Sampai di rumah, mereka di sambut dengan kehebohan Farhan cs yang nongkrong di rumah samping seperti biasa. Bukannya malu, Darren malah balas meledek dengan memeluk Annara sambil memeletkan lidah pada para remaja tanggung itu.
"Lepas nggak!!" Annara memberontak.
"Biarin kenapa sih sayang, mas mau ngomporin bocah-bocah itu."
Annara menggigit dada suaminya, lalu segera berlari ke dalam rumah tanpa merasa bersalah sudah membuat laki-laki itu mengaduh sakit.
"Maaf mas! Aku kebelet pipis," teriaknya sambil berlari.
Sampai di kamar mandi dekat dapur, Annara langsung berjongkok di depan closet dan mengeluarkan isi perutnya. Ia berusaha tidak memelankan suara agar tak mengganggu istirahat kakek neneknya, dan tidak membuat Darren khawatir.
Sementara itu, Darren tak langsung ikut masuk. Ia lebih dulu ke rumah samping untuk mengembalikan motor Farhan, serta memberikan sate kelinci dan beberapa jajanan yang tadi sengaja di belikan Annara untuk mereka.
"Nih, Han. Makasih ya." Darren menyerahkan kunci motor setelah menaruh oleh-olehnya di meja.
"Mas Darren, ini duitnya ketinggalan," celetuk Tino-- si bocah paling muda yang tengah membongkar kresek dari Darren.

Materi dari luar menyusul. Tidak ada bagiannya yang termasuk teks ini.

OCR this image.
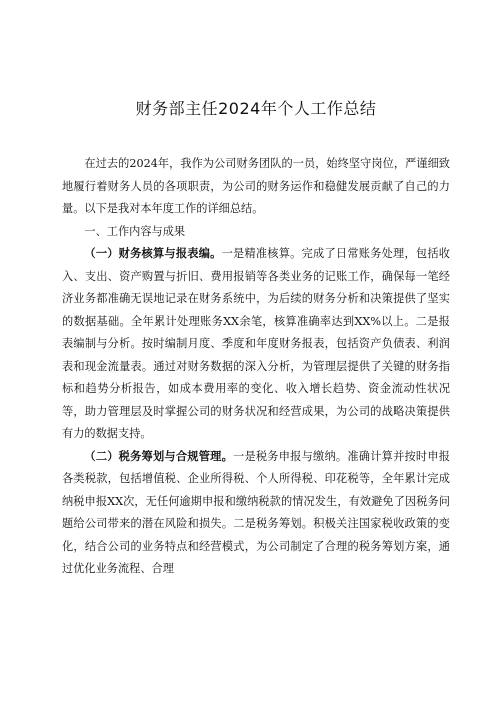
财务部主任2024年个人工作总结

在过去的2024年，我作为公司财务团队的一员，始终坚守岗位，严谨细致地履行着财务人员的各项职责，为公司的财务运作和稳健发展贡献了自己的力量。以下是我对本年度工作的详细总结。

一、工作内容与成果

（一）财务核算与报表编。一是精准核算。完成了日常账务处理，包括收入、支出、资产购置与折旧、费用报销等各类业务的记账工作，确保每一笔经济业务都准确无误地记录在财务系统中，为后续的财务分析和决策提供了坚实的数据基础。全年累计处理账务XX余笔，核算准确率达到XX%以上。二是报表编制与分析。按时编制月度、季度和年度财务报表，包括资产负债表、利润表和现金流量表。通过对财务数据的深入分析，为管理层提供了关键的财务指标和趋势分析报告，如成本费用率的变化、收入增长趋势、资金流动性状况等，助力管理层及时掌握公司的财务状况和经营成果，为公司的战略决策提供有力的数据支持。

（二）税务筹划与合规管理。一是税务申报与缴纳。准确计算并按时申报各类税款，包括增值税、企业所得税、个人所得税、印花税等，全年累计完成纳税申报XX次，无任何逾期申报和缴纳税款的情况发生，有效避免了因税务问题给公司带来的潜在风险和损失。二是税务筹划。积极关注国家税收政策的变化，结合公司的业务特点和经营模式，为公司制定了合理的税务筹划方案，通过优化业务流程、合理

"Itu nggak ketinggalan, No. Buat kalian beli gorengan," ucap Darren setelah mendudukkan diri di tengah-tengah mereka.
Para remaja tanggung itu bersorak saat Tino mengangkat 3 lembar pecahan seratus ribu. Bukan hanya gorengan, uang ini bahkan cukup untuk membeli beberapa ekor ayam panggang untuk di makan bersama.
"Mas Darren ki kerjane apa to? Kok duite akeh eram (kok uangnya banyak banget). Sudah beliin sate sama jajan, masih ngasih duit buat beli gorengan," celetuk Tino lagi.
Darren terkekeh. "Mas ya kerja nguli biasa, No. Udah sana makan. Kalian doyan nggak sate kelinci?" Tanyanya melihat para remaja itu bergantian.
Semua mengangguk kompak hingga membuat Darren tercengang sesaat. Sepertinya memang ia sendiri yang aneh, hingga terlalu bereaksi berlebihan terhadap kelinci imut yang di jadikan santapan lezat.
Darren mengulas senyum, matanya tak lepas memperhatikan para remaja tanggung itu makan dengan lahap dan saling bercanda. Beberapa sate yang di bungkus dengan kertas minyak itu sengaja dibuka lebar dan di sambung-sambungkan hingga menjadi satu. Tak lupa, jajanan yang kebanyakan ciki itu juga di taburkan di atasnya.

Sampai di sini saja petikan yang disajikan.